American Physiological Society, American Journal of Physiology - Gastrointestinal and Liver Physiology, 6(266), p. G1170-G1178
DOI: 10.1152/ajpgi.1994.266.6.g1170
Full text: Unavailable
Intestinal microvascular permeability was studied in the isolated vascularly perfused small intestine of the rat by arterial injection of tracer molecules and collection of venous samples. The injection mixture contained a rhodamine-labeled dextran and a fluorescein-labeled dextran or free fluorescein.
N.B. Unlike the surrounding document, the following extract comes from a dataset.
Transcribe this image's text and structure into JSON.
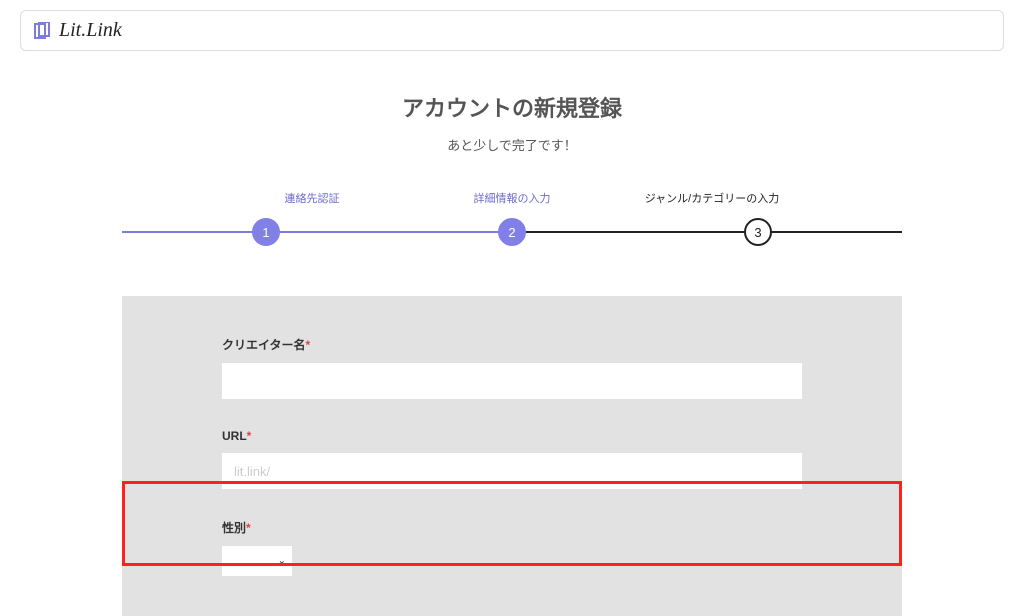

Pharmacokinetic analysis, based on statistical moment theory, of the tracer outflow concentration-time curve and the application of either the well-stirred model (WSM) or parallel tube model (PTM) was used to assess vasopermeability. The results indicate that the experimental system cannot be considered a pure WSM or a PTM. No different intrinsic clearance (Clint,i) values were found by applying the two models: Clint,i (in ml/min) = 1.23 +/- 0.14 (radius 0.5 nm); 0.44 +/- 0.09 (radius 1.4 nm); 0.31 +/- 0.08 (radius 2.2 nm); 0.02 +/- 0.01 (radius 6.0 nm); and 0 (radius 20.8 nm). Infusion of histamine (10(-5)-10(-3) M) and destruction of the endothelium via perfusion with distilled water increased the permeability for the tracers. We have established a technique for measurement of microvascular permeability characteristics in the rat small intestine. Histamine-induced changes and destruction of the endothelium can be detected in a quantitatively reliable way.